Sentí su espasmo, acompañado de una contenida risa.
—Aprecio su persistencia un poco más que su estupidez —declaró.
Guardé silencio, incapaz de compartir una broma con él. La profecía de Apolo se repetía en mi mente.
—También su oráculo me dio una pista —expuse, levantándome un poco para poder mirarlo fijo a los ojos—. La clave estaría en el mito de Medusa.
La sonrisa se Eros se apagó y su rostro adoptó una expresión pensativa.

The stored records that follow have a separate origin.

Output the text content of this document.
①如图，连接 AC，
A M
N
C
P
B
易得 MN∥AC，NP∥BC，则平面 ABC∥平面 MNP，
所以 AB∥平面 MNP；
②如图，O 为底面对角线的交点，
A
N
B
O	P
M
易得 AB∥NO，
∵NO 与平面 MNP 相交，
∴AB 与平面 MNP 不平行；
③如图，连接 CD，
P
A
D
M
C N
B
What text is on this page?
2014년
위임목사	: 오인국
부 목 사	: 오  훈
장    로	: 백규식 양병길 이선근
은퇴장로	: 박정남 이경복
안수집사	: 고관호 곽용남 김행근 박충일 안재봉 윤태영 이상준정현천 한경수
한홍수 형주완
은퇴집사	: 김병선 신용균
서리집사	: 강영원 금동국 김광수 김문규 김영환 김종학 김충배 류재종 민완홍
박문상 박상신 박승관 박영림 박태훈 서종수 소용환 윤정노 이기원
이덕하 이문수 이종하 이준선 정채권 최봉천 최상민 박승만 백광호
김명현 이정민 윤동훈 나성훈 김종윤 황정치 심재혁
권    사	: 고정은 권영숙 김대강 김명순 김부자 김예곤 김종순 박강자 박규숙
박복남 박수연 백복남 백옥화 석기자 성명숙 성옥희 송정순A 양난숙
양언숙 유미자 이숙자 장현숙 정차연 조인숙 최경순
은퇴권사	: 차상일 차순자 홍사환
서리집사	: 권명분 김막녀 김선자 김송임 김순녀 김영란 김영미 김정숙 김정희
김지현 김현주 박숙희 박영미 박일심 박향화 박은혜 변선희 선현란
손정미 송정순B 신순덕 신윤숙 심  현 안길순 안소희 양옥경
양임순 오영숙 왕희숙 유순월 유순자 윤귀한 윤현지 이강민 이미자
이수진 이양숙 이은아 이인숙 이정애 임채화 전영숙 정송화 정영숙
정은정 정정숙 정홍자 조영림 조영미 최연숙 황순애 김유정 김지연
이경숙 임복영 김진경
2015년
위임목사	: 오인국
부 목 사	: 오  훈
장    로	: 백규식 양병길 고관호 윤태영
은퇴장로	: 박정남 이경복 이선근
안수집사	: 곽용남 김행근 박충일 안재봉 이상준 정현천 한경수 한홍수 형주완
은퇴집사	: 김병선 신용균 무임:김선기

Hábilmente se incorporó en la cama, y sin soltarme, abrió el manual de mitos como si fuera un libro de cuentos y yo, una niña con problemas para dormir.
La página donde comenzaba la historia de Medusa tenía la silueta de una mujer dibujada, con la punta de sus cabellos en el aire, simulando ser serpientes.
Leyó en voz alta lo que había escrito ahí. La historia de una hermosa joven que Poseidon tomó en el templo de Atenea. La diosa, furiosa porque sus aposentos habían sido profanados, castigó a la muchacha, tomando su belleza, convirtiendo su cabellera en víboras y maldiciendo sus ojos, para que transformarán en piedra a todo aquel que la mirase. Por si fuera poco, también la encerró en su Santuario. Un claro ejemplo de por qué provocar la ira de los dioses no era una idea muy sensata.